For their study, the research team wanted to figure out what exactly the brain does during sleep. They had 57 volunteers come into their lab and rate photos based on their emotionality. The photos were either neutral or negative, including “several kinds of unpleasantness,” Cox told me over email. “From pretty intense (wounds, dead human or animal bodies, accidents) to less severe (displays of poverty, aggression, weapons).” Participants looked at the center of the computer screen while neutral images were shown on the right side of the screen or negative images were shown on the left side. The researchers also recorded participants’ brain waves and monitored their sleep. This allowed the them to “tag each [brain] hemisphere,” they write in a summary of the study, according to what type of memory the subjects’ brains were making based on the photo they were viewing (neutral or negative).

Then after either a period of wakefulness or a night of sleeping in the lab, participants took a memory test where they were shown the same images as before— only this time, the images were in the center of the computer screen, and participants were asked to remember which side of the screen the image had been on before.

Subjects in the wakefulness group didn’t remember either of the images well. But people who had slept in the lab before the second memory test selectively remembered the negative images.

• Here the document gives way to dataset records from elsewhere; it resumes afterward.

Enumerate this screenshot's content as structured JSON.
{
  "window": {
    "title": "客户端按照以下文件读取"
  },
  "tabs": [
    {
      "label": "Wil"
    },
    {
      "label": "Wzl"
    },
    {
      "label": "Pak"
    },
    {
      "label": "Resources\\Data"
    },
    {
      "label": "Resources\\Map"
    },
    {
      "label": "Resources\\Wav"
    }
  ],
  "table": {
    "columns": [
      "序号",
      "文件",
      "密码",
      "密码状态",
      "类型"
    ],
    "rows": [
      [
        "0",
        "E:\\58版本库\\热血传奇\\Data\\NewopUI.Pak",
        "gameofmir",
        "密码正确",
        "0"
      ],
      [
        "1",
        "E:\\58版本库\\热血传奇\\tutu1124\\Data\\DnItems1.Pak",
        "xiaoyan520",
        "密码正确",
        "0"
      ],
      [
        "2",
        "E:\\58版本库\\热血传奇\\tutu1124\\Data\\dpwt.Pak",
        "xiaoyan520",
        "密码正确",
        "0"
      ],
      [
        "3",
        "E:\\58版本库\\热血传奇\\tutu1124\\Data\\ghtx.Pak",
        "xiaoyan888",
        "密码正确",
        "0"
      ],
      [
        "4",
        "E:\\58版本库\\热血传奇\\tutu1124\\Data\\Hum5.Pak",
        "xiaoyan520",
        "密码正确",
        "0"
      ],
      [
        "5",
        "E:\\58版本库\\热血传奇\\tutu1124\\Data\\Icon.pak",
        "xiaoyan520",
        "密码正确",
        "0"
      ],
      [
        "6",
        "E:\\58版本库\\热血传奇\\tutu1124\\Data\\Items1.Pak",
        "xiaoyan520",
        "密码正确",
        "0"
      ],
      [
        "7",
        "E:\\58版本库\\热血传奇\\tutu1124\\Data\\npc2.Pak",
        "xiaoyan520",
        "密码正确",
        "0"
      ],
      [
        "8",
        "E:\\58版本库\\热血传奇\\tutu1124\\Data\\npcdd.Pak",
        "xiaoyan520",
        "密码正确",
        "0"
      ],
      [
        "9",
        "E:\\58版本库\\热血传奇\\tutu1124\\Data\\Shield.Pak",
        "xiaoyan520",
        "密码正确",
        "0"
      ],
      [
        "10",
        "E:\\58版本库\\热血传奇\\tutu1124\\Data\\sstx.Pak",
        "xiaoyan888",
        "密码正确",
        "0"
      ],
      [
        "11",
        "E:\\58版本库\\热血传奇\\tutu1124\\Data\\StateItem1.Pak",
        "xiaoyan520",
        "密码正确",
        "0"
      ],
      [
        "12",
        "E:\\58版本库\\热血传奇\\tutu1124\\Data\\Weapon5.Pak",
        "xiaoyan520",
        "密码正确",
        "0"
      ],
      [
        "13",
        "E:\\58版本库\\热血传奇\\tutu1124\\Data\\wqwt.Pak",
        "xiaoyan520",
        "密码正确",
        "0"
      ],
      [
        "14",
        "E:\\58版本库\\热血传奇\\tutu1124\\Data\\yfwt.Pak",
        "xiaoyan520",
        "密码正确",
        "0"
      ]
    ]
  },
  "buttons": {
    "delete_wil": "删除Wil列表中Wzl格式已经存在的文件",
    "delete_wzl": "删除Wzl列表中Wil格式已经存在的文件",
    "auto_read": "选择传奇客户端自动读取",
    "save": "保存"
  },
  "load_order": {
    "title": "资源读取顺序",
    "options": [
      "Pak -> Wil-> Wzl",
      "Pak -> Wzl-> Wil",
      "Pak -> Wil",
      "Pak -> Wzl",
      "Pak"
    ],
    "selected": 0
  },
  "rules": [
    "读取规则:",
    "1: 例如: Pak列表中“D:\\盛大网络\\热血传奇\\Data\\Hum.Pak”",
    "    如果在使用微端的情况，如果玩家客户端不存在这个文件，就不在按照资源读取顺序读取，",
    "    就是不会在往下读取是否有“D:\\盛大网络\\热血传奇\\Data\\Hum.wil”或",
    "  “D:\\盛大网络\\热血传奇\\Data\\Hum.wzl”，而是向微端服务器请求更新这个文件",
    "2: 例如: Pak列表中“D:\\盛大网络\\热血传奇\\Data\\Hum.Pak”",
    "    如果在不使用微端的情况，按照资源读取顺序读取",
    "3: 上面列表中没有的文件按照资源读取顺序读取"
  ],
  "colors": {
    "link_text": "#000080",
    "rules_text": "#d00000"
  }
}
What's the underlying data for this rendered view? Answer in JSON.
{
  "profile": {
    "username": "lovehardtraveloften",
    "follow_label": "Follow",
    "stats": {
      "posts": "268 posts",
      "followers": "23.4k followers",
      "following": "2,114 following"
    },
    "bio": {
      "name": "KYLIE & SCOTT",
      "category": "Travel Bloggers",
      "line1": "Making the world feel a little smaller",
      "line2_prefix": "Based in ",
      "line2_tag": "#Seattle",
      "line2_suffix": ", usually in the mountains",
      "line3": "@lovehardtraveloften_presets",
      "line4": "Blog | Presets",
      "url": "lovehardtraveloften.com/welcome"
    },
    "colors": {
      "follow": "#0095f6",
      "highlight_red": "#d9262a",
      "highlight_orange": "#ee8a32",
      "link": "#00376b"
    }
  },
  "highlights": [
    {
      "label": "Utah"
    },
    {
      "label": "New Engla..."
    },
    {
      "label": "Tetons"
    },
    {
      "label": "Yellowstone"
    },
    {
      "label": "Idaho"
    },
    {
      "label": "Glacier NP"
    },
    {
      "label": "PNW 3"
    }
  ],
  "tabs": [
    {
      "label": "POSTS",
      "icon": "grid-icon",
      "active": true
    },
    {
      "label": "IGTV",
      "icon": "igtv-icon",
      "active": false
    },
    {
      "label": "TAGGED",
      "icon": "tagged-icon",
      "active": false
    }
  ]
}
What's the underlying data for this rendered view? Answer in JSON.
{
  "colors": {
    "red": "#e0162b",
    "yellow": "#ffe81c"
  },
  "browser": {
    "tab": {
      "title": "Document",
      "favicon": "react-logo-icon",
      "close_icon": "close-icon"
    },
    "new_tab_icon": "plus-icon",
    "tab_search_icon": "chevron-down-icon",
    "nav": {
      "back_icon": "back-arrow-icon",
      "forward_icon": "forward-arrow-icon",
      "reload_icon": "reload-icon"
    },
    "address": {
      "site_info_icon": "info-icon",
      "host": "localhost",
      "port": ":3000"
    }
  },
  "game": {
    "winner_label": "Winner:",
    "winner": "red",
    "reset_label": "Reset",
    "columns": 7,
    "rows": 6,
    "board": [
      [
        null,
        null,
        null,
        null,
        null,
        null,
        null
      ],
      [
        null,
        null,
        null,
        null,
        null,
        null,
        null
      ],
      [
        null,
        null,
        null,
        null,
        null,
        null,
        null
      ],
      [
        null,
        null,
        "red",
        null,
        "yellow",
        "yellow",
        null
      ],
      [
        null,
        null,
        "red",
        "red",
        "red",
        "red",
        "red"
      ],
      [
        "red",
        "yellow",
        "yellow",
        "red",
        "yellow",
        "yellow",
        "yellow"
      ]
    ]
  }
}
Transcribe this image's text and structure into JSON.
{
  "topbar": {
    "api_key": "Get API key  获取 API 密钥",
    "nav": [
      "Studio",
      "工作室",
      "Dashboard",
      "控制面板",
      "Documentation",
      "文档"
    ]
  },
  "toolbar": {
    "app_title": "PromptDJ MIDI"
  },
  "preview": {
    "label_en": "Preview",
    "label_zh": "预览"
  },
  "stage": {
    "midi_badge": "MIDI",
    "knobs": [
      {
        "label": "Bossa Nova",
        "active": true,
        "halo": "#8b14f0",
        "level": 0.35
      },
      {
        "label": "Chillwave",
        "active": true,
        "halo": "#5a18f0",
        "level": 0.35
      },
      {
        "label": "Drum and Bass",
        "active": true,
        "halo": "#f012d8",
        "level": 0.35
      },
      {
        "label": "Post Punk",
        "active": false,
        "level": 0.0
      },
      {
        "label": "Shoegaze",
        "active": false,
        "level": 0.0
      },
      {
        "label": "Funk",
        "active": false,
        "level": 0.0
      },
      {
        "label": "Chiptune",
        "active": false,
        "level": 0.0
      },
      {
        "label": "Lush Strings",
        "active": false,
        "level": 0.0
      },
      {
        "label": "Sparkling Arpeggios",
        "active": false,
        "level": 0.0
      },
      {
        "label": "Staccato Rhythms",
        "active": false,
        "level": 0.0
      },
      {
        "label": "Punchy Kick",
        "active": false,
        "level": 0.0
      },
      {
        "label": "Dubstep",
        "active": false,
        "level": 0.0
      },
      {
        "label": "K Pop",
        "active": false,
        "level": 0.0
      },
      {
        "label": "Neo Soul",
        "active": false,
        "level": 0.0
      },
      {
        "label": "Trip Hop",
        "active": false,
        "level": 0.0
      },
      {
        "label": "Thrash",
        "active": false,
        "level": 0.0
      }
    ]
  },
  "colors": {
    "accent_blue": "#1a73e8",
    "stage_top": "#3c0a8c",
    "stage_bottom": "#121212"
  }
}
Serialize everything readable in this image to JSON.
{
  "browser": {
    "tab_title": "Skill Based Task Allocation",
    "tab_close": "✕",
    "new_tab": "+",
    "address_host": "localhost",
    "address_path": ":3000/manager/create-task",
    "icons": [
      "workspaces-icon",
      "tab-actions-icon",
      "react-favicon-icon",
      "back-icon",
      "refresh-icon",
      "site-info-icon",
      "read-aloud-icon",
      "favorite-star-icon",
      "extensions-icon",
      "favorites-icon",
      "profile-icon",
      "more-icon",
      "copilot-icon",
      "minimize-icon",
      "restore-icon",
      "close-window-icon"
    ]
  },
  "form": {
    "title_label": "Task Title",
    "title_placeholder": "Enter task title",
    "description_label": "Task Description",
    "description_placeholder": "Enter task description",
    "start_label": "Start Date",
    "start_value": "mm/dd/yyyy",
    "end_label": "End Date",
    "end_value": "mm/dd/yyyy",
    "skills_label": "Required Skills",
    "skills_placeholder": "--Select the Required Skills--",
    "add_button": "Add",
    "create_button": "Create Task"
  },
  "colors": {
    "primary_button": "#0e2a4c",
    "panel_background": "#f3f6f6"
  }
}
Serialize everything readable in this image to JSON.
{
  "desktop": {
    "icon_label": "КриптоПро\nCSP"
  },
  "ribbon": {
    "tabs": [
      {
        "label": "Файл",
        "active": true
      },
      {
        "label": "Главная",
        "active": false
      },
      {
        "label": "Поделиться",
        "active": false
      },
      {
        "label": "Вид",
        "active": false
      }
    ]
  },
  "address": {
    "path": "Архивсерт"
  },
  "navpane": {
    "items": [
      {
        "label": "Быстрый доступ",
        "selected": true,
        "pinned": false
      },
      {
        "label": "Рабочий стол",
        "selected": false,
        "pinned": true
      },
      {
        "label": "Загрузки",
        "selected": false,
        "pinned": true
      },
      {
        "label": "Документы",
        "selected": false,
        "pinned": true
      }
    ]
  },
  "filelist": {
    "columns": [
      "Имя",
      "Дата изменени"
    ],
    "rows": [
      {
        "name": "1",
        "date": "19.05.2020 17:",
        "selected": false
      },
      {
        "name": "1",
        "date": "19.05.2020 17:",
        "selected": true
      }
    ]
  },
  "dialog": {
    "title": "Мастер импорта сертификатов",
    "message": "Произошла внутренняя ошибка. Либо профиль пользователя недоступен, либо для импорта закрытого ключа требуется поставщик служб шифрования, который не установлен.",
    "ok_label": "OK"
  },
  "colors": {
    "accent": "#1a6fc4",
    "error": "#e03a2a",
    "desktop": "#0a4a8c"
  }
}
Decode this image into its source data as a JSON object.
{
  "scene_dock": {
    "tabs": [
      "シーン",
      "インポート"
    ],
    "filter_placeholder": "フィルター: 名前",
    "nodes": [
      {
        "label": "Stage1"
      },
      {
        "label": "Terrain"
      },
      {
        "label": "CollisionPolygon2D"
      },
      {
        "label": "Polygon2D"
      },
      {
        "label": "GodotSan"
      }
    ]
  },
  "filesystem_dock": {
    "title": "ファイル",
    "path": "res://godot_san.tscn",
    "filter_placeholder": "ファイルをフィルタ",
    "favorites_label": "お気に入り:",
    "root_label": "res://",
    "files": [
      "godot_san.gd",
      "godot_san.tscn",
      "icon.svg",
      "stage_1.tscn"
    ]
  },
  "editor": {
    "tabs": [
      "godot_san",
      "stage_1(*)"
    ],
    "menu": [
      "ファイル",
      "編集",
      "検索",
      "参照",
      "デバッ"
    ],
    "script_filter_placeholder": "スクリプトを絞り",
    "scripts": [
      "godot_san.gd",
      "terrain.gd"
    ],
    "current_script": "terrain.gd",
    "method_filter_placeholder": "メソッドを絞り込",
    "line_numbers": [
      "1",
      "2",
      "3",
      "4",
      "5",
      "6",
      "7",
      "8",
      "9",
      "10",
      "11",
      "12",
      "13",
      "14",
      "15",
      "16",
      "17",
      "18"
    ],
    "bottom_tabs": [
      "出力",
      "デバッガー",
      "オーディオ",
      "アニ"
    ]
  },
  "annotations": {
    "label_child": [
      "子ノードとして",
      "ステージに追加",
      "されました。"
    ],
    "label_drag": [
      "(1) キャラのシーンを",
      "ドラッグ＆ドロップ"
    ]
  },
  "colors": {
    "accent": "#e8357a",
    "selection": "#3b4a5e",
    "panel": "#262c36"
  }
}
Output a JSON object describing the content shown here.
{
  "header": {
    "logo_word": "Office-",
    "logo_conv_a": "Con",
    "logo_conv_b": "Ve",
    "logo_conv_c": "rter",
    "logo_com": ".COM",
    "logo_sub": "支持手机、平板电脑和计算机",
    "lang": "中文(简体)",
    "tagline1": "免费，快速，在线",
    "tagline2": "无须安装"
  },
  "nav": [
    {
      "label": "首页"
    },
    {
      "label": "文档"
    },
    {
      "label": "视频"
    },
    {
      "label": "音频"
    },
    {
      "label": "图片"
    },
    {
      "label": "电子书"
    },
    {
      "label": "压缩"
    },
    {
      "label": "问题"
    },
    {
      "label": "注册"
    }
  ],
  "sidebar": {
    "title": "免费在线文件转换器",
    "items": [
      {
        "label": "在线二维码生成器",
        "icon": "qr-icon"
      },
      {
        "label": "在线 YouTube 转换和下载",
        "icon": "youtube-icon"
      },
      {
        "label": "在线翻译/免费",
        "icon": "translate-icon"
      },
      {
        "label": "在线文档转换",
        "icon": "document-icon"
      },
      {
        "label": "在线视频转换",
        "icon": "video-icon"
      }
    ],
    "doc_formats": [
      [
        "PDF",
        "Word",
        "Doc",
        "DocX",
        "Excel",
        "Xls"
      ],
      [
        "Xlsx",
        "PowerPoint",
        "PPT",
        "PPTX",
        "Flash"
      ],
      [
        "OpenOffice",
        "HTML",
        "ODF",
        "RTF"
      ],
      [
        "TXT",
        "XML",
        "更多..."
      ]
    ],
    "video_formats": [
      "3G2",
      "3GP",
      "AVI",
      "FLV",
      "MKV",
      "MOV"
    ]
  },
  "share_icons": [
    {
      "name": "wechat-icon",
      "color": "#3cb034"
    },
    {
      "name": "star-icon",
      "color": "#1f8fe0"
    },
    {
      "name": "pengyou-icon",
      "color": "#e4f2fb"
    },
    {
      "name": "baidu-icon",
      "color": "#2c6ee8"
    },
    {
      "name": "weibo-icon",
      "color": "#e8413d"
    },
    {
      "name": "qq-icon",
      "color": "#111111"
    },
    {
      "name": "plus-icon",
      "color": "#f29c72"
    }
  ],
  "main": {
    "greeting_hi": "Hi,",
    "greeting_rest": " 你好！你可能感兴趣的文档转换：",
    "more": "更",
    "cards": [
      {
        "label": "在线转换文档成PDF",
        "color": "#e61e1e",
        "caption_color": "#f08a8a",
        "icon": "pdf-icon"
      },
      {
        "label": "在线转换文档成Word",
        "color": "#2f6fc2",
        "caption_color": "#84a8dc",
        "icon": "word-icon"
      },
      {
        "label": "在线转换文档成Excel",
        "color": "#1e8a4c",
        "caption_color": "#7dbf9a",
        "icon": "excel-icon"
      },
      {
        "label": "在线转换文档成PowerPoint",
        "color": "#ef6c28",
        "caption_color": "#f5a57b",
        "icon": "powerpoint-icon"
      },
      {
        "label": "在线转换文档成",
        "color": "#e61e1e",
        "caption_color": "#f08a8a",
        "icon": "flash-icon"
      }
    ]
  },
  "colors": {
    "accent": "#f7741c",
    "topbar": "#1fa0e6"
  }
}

As to why our brains seem to prefer negative memories, it might boil down to evolution. Think about this example from Cox: you “discover some nice looking berries and eat them, but then it turns out they’re quite poisonous and you get really sick. In that case, remembering what these berries look like and where you found them could actually help you not to make the same mistake again,” he wrote. “That could be a clear advantage that becomes selected by evolutionary processes.”

Cox explained that it’s unclear if positive memories also get a retention boost during sleep as this study specifically compared negative and neutral ones. But in the next few months, he and his team will start asking questions about how this happens, or if negative memories are already more active leading up to sleep, he explained in his email.

Even though more research needs to be done, these initial findings are important as “there are quite a few clinical conditions that are marked by sleep problems, memory problems or both,” Cox wrote, referencing post-traumatic stress disorder, depression, and schizophrenia, for explains. That’s also true of getting older. And while this research doesn’t address those specific conditions, Cox wrote that “understanding what the healthy sleeping brain is doing will be critical to understand what goes wrong in the diseased or aging brain, and ultimately, how to fix that.”

And while the research is ongoing, it adds more clarity to the link between sleep and memory consolidation. “Understanding what the sleeping brain does to our memories gives us a general sense of the importance and function of sleep,” Cox told me. “With the lack of sufficient sleep in modern society, I think any evidence for the importance of sleep is something that can hopefully help reverse that trend.”